Потом повозка, слегка скрипнув, качнулась. Это в моих ногах примостился Дементьев, чмокнул губами, испуганно, торопливо сказал:

— Но, милые, вперед! — и повозка мягко покатилась по давно не езженному, заросшему травою проселку, по которому еще полчаса назад я шел совершенно здоровый и не думал, что это может случиться со мной.

Я успел подумать, что Дементьев, наверное, сидит на самом краешке, ему неудобно, хотел сказать, чтобы он подвинулся и уселся как следует, но опять потерял сознание.

Другой раз я очнулся уже в деревенской избе. Был вечер. Мой топчан стоял напротив русской печи, в которой потрескивали и стреляли жарко горевшие дрова. Мне показалось, что меня сейчас затолкнут в огонь ногами вперед и сожгут, я с ужасом зажмурился и заплакал от обиды, бессилия и жалости к себе.

Пролечился я почти пол года и потом попал в резерв фронта. Среди нас встречались такие офицеры, которым нравилось валяться на нарах в резерве. Мы их называли «сачками». Не знаю, откуда пошло такое слово, но оно очень насмешливое и с уморительной точностью характеризует лодырей и бездельников. Мне уже через неделю надоело, в резерве, хотелось работать, было неловко, что я, здоровый парень, даром ем хлеб, и поэтому, когда предложили поехать в пограничный полк на должность начальника заставы, я, не задумываясь, согласился: какая-никакая, а работа!

Когда все документы были оформлены и пришла пора прощаться с соседями по нарам, у меня вдруг защемило на сердце: «А не свалял ли я дурака?» Натолкнул меня на эту печальную мысль один старший лейтенант, «сачок», долговязый, нескладный человек. Прощаясь со мною, он желчно, со злорадством сказал:

— Ловко вы пристроились, капитан.

— Как это пристроился?

— А так. Какие сейчас у пограничников задачи на фронте? Проверяй в тылу документы у проезжих, всего и делов. Ловко.

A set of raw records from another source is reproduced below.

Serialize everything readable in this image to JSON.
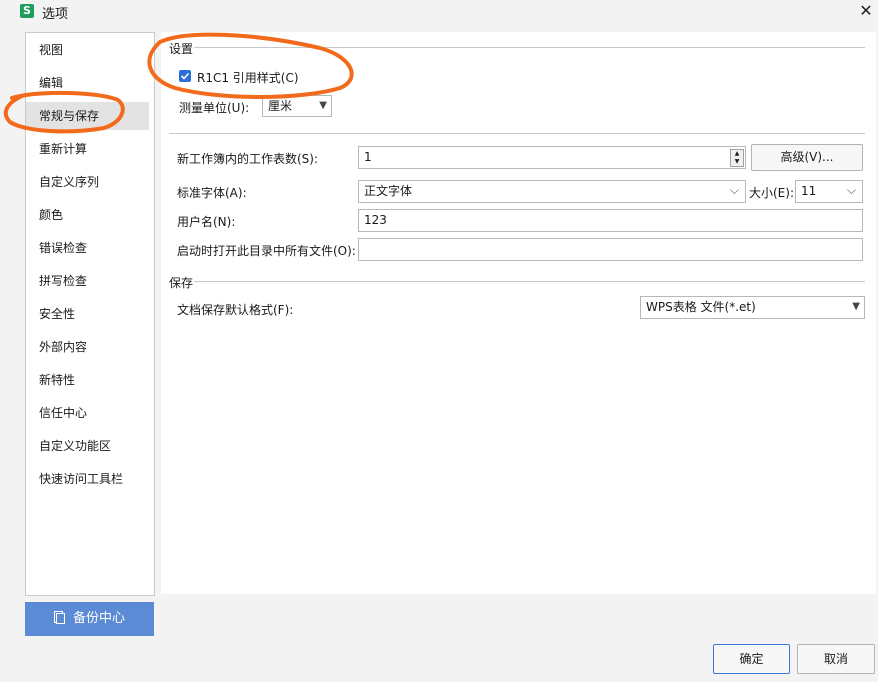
{
  "window": {
    "title": "选项",
    "app_icon_letter": "S"
  },
  "sidebar": {
    "items": [
      {
        "label": "视图"
      },
      {
        "label": "编辑"
      },
      {
        "label": "常规与保存"
      },
      {
        "label": "重新计算"
      },
      {
        "label": "自定义序列"
      },
      {
        "label": "颜色"
      },
      {
        "label": "错误检查"
      },
      {
        "label": "拼写检查"
      },
      {
        "label": "安全性"
      },
      {
        "label": "外部内容"
      },
      {
        "label": "新特性"
      },
      {
        "label": "信任中心"
      },
      {
        "label": "自定义功能区"
      },
      {
        "label": "快速访问工具栏"
      }
    ],
    "selected_index": 2
  },
  "backup_button": {
    "label": "备份中心"
  },
  "settings": {
    "section_title": "设置",
    "r1c1_checkbox": {
      "label": "R1C1 引用样式(C)",
      "checked": true
    },
    "measure_unit": {
      "label": "测量单位(U):",
      "value": "厘米"
    },
    "sheet_count": {
      "label": "新工作簿内的工作表数(S):",
      "value": "1"
    },
    "advanced_button": "高级(V)...",
    "standard_font": {
      "label": "标准字体(A):",
      "value": "正文字体"
    },
    "font_size": {
      "label": "大小(E):",
      "value": "11"
    },
    "username": {
      "label": "用户名(N):",
      "value": "123"
    },
    "startup_dir": {
      "label": "启动时打开此目录中所有文件(O):",
      "value": ""
    }
  },
  "save": {
    "section_title": "保存",
    "default_format": {
      "label": "文档保存默认格式(F):",
      "value": "WPS表格 文件(*.et)"
    }
  },
  "footer": {
    "ok": "确定",
    "cancel": "取消"
  },
  "colors": {
    "accent": "#2a6fd6",
    "backup_bg": "#5b8bd4",
    "annotation": "#f26a1b",
    "selected_item": "#e3e3e3"
  }
}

Этот «сачек» валялся на нарах в резерве четвертый месяц и, кажется, проявлял необыкновенную изворотливость, как только возникал вопрос о назначении его в Действующую армию.

Я тогда ничего не ответил ему, но сомнение закралось в голову и стало потихоньку отравлять меня своим ядом. Однако что знал я о пограничных войсках? Да ничего. Пограничников я видел редко на фронтовых дорогах или в поездах, идущих к фронту, и действительно все время за одним и тем же занятием: проверкой документов. Не свалял ли я в самом деле дурака, что согласился сменить беспокойную, трудную жизнь офицера переднего края на тихое, безмятежное и незаметное прозябание в тылу?